Monday, April 12, 2021

Monday Morning Art School: how to succeed in painting

Truthfully, how much does your painting ever advance from curling up on the couch and watching painting videos?

Early spring in the boatyard, oil on canvasboard, Carol L. Douglas

Every successful artist I know has a process. That means we work up a painting in pretty much the same way every time. These processes are different in the details, but the same in the fundamentals. Over the past two weeks I’ve been tinkering with my process. I’m checking to see if there’s a more efficient way.

I borrowed a stick of charcoal from Ken Dewaard on Thursday to set up hash marks like he does. “I use a little charcoal,” he laughed, when my canvas looked as if I’d grilled a turkey on it.

The point isn’t whether Ken’s process is better than mine, or whether I can learn it—of course I can.

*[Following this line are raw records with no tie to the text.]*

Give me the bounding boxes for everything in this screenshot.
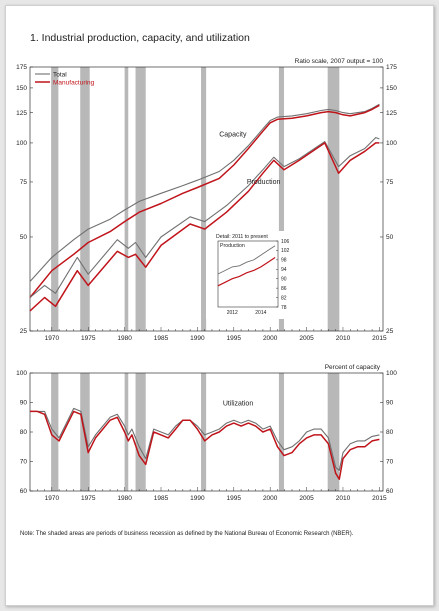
y-tick-label: 100 (16, 140, 27, 147)
recession-bar (80, 67, 90, 331)
y-tick-label: 100 (386, 140, 397, 147)
y-tick-label: 150 (386, 85, 397, 92)
x-tick-label: 2005 (299, 495, 314, 502)
inset-background (206, 231, 310, 319)
inset-y-tick-label: 86 (281, 286, 287, 292)
x-tick-label: 1985 (154, 495, 169, 502)
recession-bar (135, 67, 146, 331)
recession-bar (124, 67, 129, 331)
inset-series-line-total (217, 245, 276, 275)
utilization-annotation: Utilization (223, 400, 253, 407)
y-tick-label: 70 (386, 459, 394, 466)
y-tick-label: 125 (386, 110, 397, 117)
figure-note: Note: The shaded areas are periods of bu… (20, 531, 354, 537)
y-tick-label: 90 (20, 400, 28, 407)
legend-label-total: Total (53, 72, 67, 79)
recession-bar (201, 373, 207, 491)
legend-label-manufacturing: Manufacturing (53, 80, 95, 87)
y-tick-label: 60 (386, 488, 394, 495)
x-tick-label: 1975 (81, 335, 96, 342)
y-tick-label: 70 (20, 459, 28, 466)
x-tick-label: 1975 (81, 495, 96, 502)
x-tick-label: 2015 (372, 335, 387, 342)
x-tick-label: 1990 (190, 495, 205, 502)
scale-label: Ratio scale, 2007 output = 100 (295, 58, 384, 65)
inset-y-tick-label: 82 (281, 295, 287, 301)
recession-bar (327, 373, 340, 491)
y-tick-label: 100 (16, 370, 27, 377)
series-line-manufacturing (30, 410, 380, 480)
x-tick-label: 1995 (227, 495, 242, 502)
capacity-annotation: Capacity (219, 131, 247, 138)
y-tick-label: 125 (16, 110, 27, 117)
x-tick-label: 1980 (117, 335, 132, 342)
x-tick-label: 1970 (45, 495, 60, 502)
recession-bar (135, 373, 146, 491)
inset-y-tick-label: 78 (281, 305, 287, 311)
y-tick-label: 50 (386, 234, 394, 241)
y-tick-label: 175 (386, 64, 397, 71)
x-tick-label: 2000 (263, 335, 278, 342)
plot-frame (29, 66, 384, 332)
inset-x-tick-label: 2014 (255, 310, 266, 316)
series-line-total-capacity (29, 103, 380, 282)
series-line-manufacturing-production (29, 142, 380, 312)
recession-bar (278, 373, 285, 491)
x-tick-label: 2015 (372, 495, 387, 502)
y-tick-label: 75 (20, 179, 28, 186)
inset-y-tick-label: 106 (281, 239, 290, 245)
inset-label: Production (220, 243, 245, 249)
y-tick-label: 100 (386, 370, 397, 377)
y-tick-label: 90 (386, 400, 394, 407)
recession-bar (327, 67, 340, 331)
x-tick-label: 1985 (154, 335, 169, 342)
inset-series-line-manufacturing (217, 256, 276, 287)
y-tick-label: 80 (20, 429, 28, 436)
production-annotation: Production (247, 179, 281, 186)
x-tick-label: 1980 (117, 495, 132, 502)
figure-title: 1. Industrial production, capacity, and … (30, 32, 250, 44)
y-tick-label: 25 (386, 328, 394, 335)
inset-y-tick-label: 90 (281, 277, 287, 283)
y-tick-label: 60 (20, 488, 28, 495)
recession-bar (51, 67, 59, 331)
x-tick-label: 1995 (227, 335, 242, 342)
y-tick-label: 50 (20, 234, 28, 241)
x-tick-label: 2000 (263, 495, 278, 502)
series-line-total-production (29, 137, 380, 298)
y-tick-label: 175 (16, 64, 27, 71)
recession-bar (278, 67, 285, 331)
recession-bar (201, 67, 207, 331)
y-tick-label: 150 (16, 85, 27, 92)
scale-label-utilization: Percent of capacity (325, 364, 381, 371)
y-tick-label: 75 (386, 179, 394, 186)
inset-title: Detail: 2011 to present (216, 234, 268, 240)
x-tick-label: 1990 (190, 335, 205, 342)
recession-bar (124, 373, 129, 491)
series-line-total (30, 407, 380, 471)
y-tick-label: 80 (386, 429, 394, 436)
series-line-manufacturing-capacity (29, 104, 380, 298)
inset-y-tick-label: 94 (281, 267, 287, 273)
x-tick-label: 2010 (336, 495, 351, 502)
x-tick-label: 2005 (299, 335, 314, 342)
x-tick-label: 2010 (336, 335, 351, 342)
inset-y-tick-label: 98 (281, 258, 287, 264)
inset-y-tick-label: 102 (281, 248, 290, 254)
y-tick-label: 25 (20, 328, 28, 335)
inset-x-tick-label: 2012 (227, 310, 238, 316)
x-tick-label: 1970 (45, 335, 60, 342)
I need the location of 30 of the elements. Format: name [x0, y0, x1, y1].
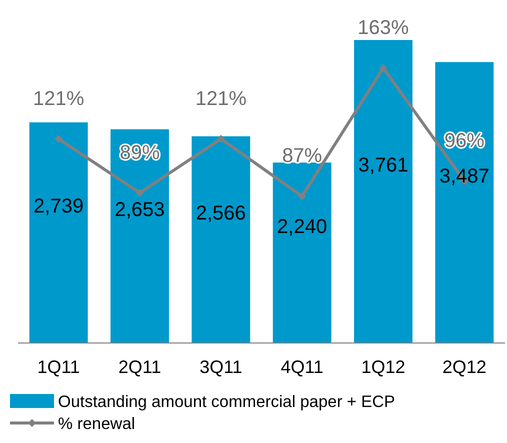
point [298, 192, 306, 200]
x-tick-label: 2Q11 [118, 357, 162, 377]
data-label: 87% [282, 145, 322, 168]
data-label: 89% [120, 142, 160, 164]
point [54, 134, 63, 143]
data-label: 121% [195, 88, 247, 110]
legend-label: Outstanding amount commercial paper + ECP [58, 393, 396, 411]
x-tick-label: 2Q12 [442, 357, 486, 377]
point [136, 188, 144, 197]
x-tick-label: 3Q11 [200, 357, 242, 377]
data-label: 3,761 [358, 154, 408, 176]
point [216, 134, 225, 143]
data-label: 163% [358, 17, 410, 39]
data-label: 96% [444, 130, 485, 152]
bar [29, 122, 88, 343]
x-tick-label: 4Q11 [280, 357, 324, 377]
point [379, 64, 388, 72]
data-label: 2,653 [114, 199, 165, 222]
bar [354, 40, 412, 343]
data-label: 2,739 [34, 196, 84, 218]
x-tick-label: 1Q12 [361, 357, 406, 377]
data-label: 2,566 [196, 202, 246, 225]
x-tick-label: 1Q11 [37, 357, 80, 377]
bar [272, 162, 332, 343]
bar [435, 62, 494, 343]
legend-label: % renewal [58, 415, 136, 433]
bar [110, 129, 169, 343]
data-label: 2,240 [277, 216, 328, 238]
bar [192, 136, 250, 343]
data-label: 121% [33, 88, 84, 110]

It’s not whether I can hit hash marks on a canvas. It’s whether I would see spatial relationships differently with a different system of marking. The jury’s out on that one; I haven’t been doing it enough to tell.

Early spring in the boatyard (2), oil on canvasboard, Carol L. Douglas, available.

Note that I’m tinkering, not doing major surgery. That’s because painters all end up doing their work in a specific way:

  1. They figure out a composition based on line, form, and value masses;
  2. They transfer that to their paper or canvas;
  3. They paint colors in a predetermined order, established with the invention of their medium.

In oils that protocol is:

  1. Fat over lean;
  2. Dark to light;
  3. Big shapes to smaller shapes.

In watercolor, the order of operations is:

  1. Washes to detail;
  2. Dark over light (not written in stone).

Acrylics, being a new medium, are still in flux, but if you’re using them as a solid medium, stick with the oil-painting protocol.

Mountain spring, Carol L. Douglas, oil on canvasboard.

When I was taking harpsichord lessons many years ago, I noticed that introducing a new technique would make me forget, momentarily, how to play. Asking my left hand to do something new would make my right hand suddenly go stupid. I don’t know why the human mind is programmed like this, but it happens in painting, too. Toss in one unfamiliar concept and things that are routinely easy suddenly feel terribly complicated.

That’s why practice is so important. Repeat that new technique until it’s integrated into your thinking. That usually happens just in time for your teacher to throw something new at you.

It’s also why good instruction is so infernally difficult. The student is constantly left feeling off-kilter. But somehow it works, and better musicians and painters are created in the chaos.

Spring cleaning, oil on canvasboard, Carol L. Douglas

Mary Byrom and I recently discussed why we hate canned videos and long demos. Neither of us use them much, because they demand no effort from our students. Truthfully, how much does your painting ever advance from curling up on the couch and watching painting videos?

Having said that, I’m about to do a long demo in both my classes this week. But it will be interactive. My students will be making the decisions; I’ll just be the trained monkey putting them on canvas and paper.